Construction of MnO₂ Artificial Leaf with Atomic Thickness as Highly Stable Battery Anodes

The leaf-like structure is a classic and robust structure and its unique vein support can reduce structural instability. However, biomimetic leaf structures on the atomic scale are rarely reported due to the difficulty in achieving a stable vein-like support in a mesophyll-like substrate. A breathable 2D MnO₂ artificial leaf is first reported with atomic thickness by using a simple and mild one-step wet chemical method.
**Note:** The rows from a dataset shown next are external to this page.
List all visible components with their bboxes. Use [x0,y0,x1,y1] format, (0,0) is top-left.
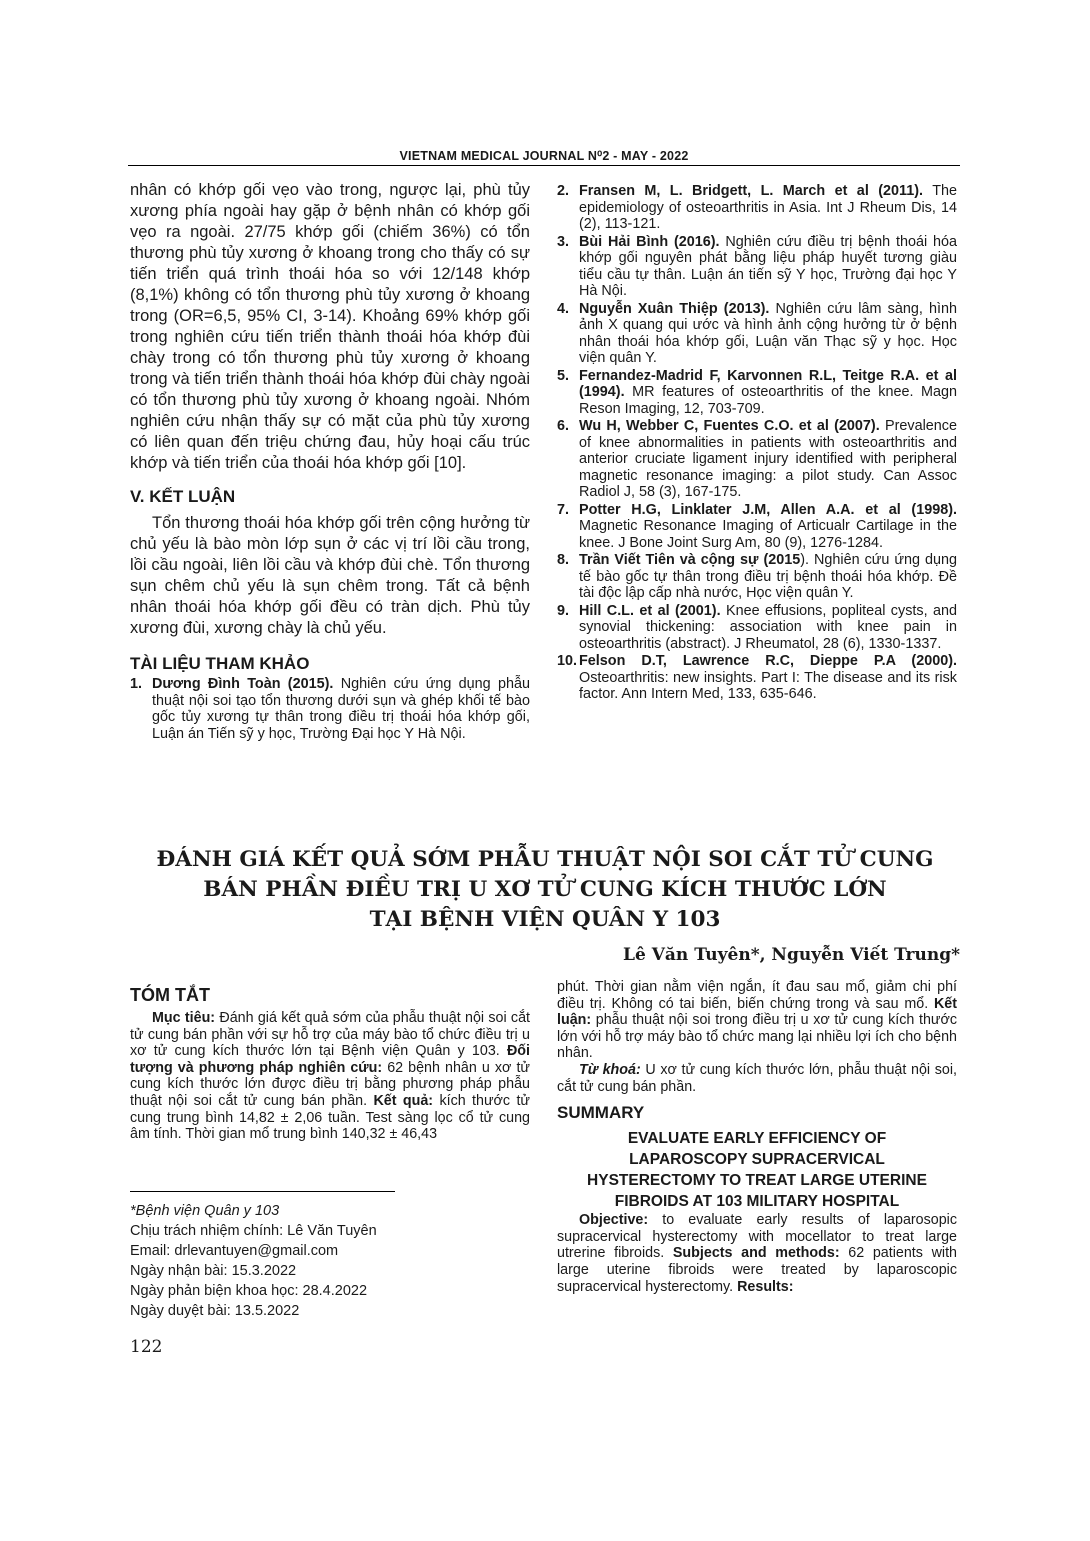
summary-title-line: HYSTERECTOMY TO TREAT LARGE UTERINE [587,1172,927,1190]
reference-item: 4. Nguyễn Xuân Thiệp (2013). Nghiên cứu lâm sàng, hình ảnh X quang qui ước và hình ảnh cộng hưởng từ ở bệnh nhân thoái hóa khớp gối, Luận văn Thạc sỹ y học. Học viện quân Y. [557,300,957,366]
article-title-line: ĐÁNH GIÁ KẾT QUẢ SỚM PHẪU THUẬT NỘI SOI CẮT TỬ CUNG [156,847,934,872]
reference-item: 2. Fransen M, L. Bridgett, L. March et al (2011). The epidemiology of osteoarthritis in Asia. Int J Rheum Dis, 14 (2), 113-121. [557,183,958,232]
references-heading: TÀI LIỆU THAM KHẢO [130,654,310,673]
references-list-left [130,676,530,742]
reference-item: 10. Felson D.T, Lawrence R.C, Dieppe P.A (2000). Osteoarthritis: new insights. Part I: The disease and its risk factor. Ann Intern Med, 133, 635-646. [557,653,957,702]
received-date: Ngày nhận bài: 15.3.2022 [130,1263,297,1279]
accepted-date: Ngày duyệt bài: 13.5.2022 [130,1303,300,1319]
contact-email: Email: drlevantuyen@gmail.com [130,1243,339,1259]
reference-item: 1. Dương Đình Toàn (2015). Nghiên cứu ứng dụng phẫu thuật nội soi tạo tổn thương dưới sụn và ghép khối tế bào gốc tủy xương tự thân trong điều trị thoái hóa khớp gối, Luận án Tiến sỹ y học, Trường Đại học Y Hà Nội. [130,676,530,742]
abstract-continuation: phút. Thời gian nằm viện ngắn, ít đau sau mổ, giảm chi phí điều trị. Không có tai biến, biến chứng trong và sau mổ. Kết luận: phẫu thuật nội soi trong điều trị u xơ tử cung kích thước lớn với hỗ trợ máy bào tổ chức mang lại nhiều lợi ích cho bệnh nhân. [557,979,957,1062]
abstract-right-column [557,979,957,1295]
article-authors: Lê Văn Tuyên*, Nguyễn Viết Trung* [623,945,960,965]
review-date: Ngày phản biện khoa học: 28.4.2022 [130,1283,368,1299]
summary-title-line: LAPAROSCOPY SUPRACERVICAL [629,1151,885,1169]
footnote-rule [130,1191,395,1192]
conclusion-paragraph: Tổn thương thoái hóa khớp gối trên cộng hưởng từ chủ yếu là bào mòn lớp sụn ở các vị trí lồi cầu trong, lồi cầu ngoài, liên lồi cầu và khớp đùi chè. Tổn thương sụn chêm chủ yếu là sụn chêm trong. Tất cả bệnh nhân thoái hóa khớp gối đều có tràn dịch. Phù tủy xương đùi, xương chày là chủ yếu. [130,514,530,637]
responsible-author: Chịu trách nhiệm chính: Lê Văn Tuyên [130,1223,377,1239]
reference-item: 6. Wu H, Webber C, Fuentes C.O. et al (2007). Prevalence of knee abnormalities in patients with osteoarthritis and anterior cruciate ligament injury identified with peripheral magnetic resonance imaging: a pilot study. Can Assoc Radiol J, 58 (3), 167-175. [557,418,958,500]
discussion-paragraph: nhân có khớp gối vẹo vào trong, ngược lại, phù tủy xương phía ngoài hay gặp ở bệnh nhân có khớp gối vẹo ra ngoài. 27/75 khớp gối (chiếm 36%) có tổn thương phù tủy xương ở khoang trong cho thấy có sự tiến triển quá trình thoái hóa so với 12/148 khớp (8,1%) không có tổn thương phù tủy xương ở khoang trong (OR=6,5, 95% CI, 3-14). Khoảng 69% khớp gối trong nghiên cứu tiến triển thành thoái hóa khớp đùi chày trong có tổn thương phù tủy xương ở khoang trong và tiến triển thành thoái hóa khớp đùi chày ngoài có tổn thương phù tủy xương ở khoang ngoài. Nhóm nghiên cứu nhận thấy sự có mặt của phù tủy xương có liên quan đến triệu chứng đau, hủy hoại cấu trúc khớp và tiến triển của thoái hóa khớp gối [10]. [130,181,530,472]
summary-heading: SUMMARY [557,1103,645,1123]
abstract-vietnamese [130,985,530,1143]
reference-item: 8. Trần Viết Tiên và cộng sự (2015). Nghiên cứu ứng dụng tế bào gốc tự thân trong điều trị bệnh thoái hóa khớp. Đề tài độc lập cấp nhà nước, Học viện quân Y. [557,552,957,601]
summary-title-line: EVALUATE EARLY EFFICIENCY OF [627,1130,887,1148]
left-column [130,180,530,743]
affiliation-note: *Bệnh viện Quân y 103 [130,1203,280,1219]
reference-item: 5. Fernandez-Madrid F, Karvonnen R.L, Teitge R.A. et al (1994). MR features of osteoarthritis of the knee. Magn Reson Imaging, 12, 703-709. [557,367,957,417]
reference-item: 7. Potter H.G, Linklater J.M, Allen A.A. et al (1998). Magnetic Resonance Imaging of Articualr Cartilage in the knee. J Bone Joint Surg Am, 80 (9), 1276-1284. [557,501,957,551]
footnotes [130,1201,377,1321]
article-title-line: BÁN PHẦN ĐIỀU TRỊ U XƠ TỬ CUNG KÍCH THƯỚC LỚN [203,877,887,902]
article-title [130,845,960,935]
journal-header: VIETNAM MEDICAL JOURNAL N⁰2 - MAY - 2022 [399,149,689,163]
abstract-body: Mục tiêu: Đánh giá kết quả sớm của phẫu thuật nội soi cắt tử cung bán phần với sự hỗ trợ của máy bào tổ chức điều trị u xơ tử cung kích thước lớn tại Bệnh viện Quân y 103. Đối tượng và phương pháp nghiên cứu: 62 bệnh nhân u xơ tử cung kích thước lớn được điều trị bằng phương pháp phẫu thuật nội soi cắt tử cung bán phần. Kết quả: kích thước tử cung trung bình 14,82 ± 2,06 tuần. Test sàng lọc cổ tử cung âm tính. Thời gian mổ trung bình 140,32 ± 46,43 [130,1010,531,1143]
reference-item: 9. Hill C.L. et al (2001). Knee effusions, popliteal cysts, and synovial thickening: association with knee pain in osteoarthritis (abstract). J Rheumatol, 28 (6), 1330-1337. [557,602,957,652]
conclusion-heading: V. KẾT LUẬN [130,487,236,506]
references-list-right [557,183,957,703]
summary-title-line: FIBROIDS AT 103 MILITARY HOSPITAL [614,1193,900,1211]
summary-body: Objective: to evaluate early results of laparosopic supracervical hysterectomy with mocellator to treat large utrerine fibroids. Subjects and methods: 62 patients with large uterine fibroids were treated by laparoscopic supracervical hysterectomy. Results: [557,1212,957,1295]
page-number: 122 [130,1337,163,1357]
summary-title [557,1128,957,1212]
article-title-line: TẠI BỆNH VIỆN QUÂN Y 103 [369,907,721,932]
abstract-keywords: Từ khoá: U xơ tử cung kích thước lớn, phẫu thuật nội soi, cắt tử cung bán phần. [557,1061,957,1095]
reference-item: 3. Bùi Hải Bình (2016). Nghiên cứu điều trị bệnh thoái hóa khớp gối nguyên phát bằng liệu pháp huyết tương giàu tiểu cầu tự thân. Luận án tiến sỹ Y học, Trường đại học Y Hà Nội. [557,233,957,299]
abstract-heading: TÓM TẮT [130,985,210,1005]
header-rule [128,165,960,166]
right-column-references [557,183,957,704]
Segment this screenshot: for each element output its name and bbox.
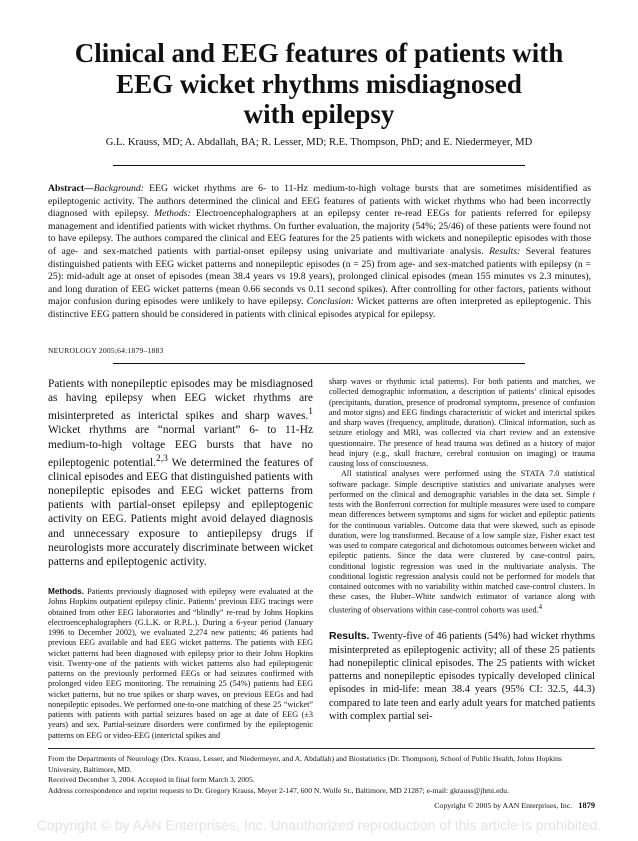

This homogeneous ultrathin leaf-like structure comprises of vein-like crystalline skeleton as support and amorphous microporous mesophyll-like nanosheet as substrate. When used as an anode material for lithium ion batteries, it first solves the irreversible capacity loss and poor cycling issue of pure MnO₂, which delivers high capacity of 1210 mAh g⁻¹ at 0.1 A g⁻¹ and extremely stable cycle life over 2500 cycles at 1.0 A g⁻¹. It exhibits the most outstanding cycle life of pure MnO₂ and even comparable to the most MnO₂-based composite electrode materials. This biomimetic design provides important guidelines for precise control of 2D artificial systems and gives a new idea for solving poor electrochemical stability of pure metal oxide electrode materials.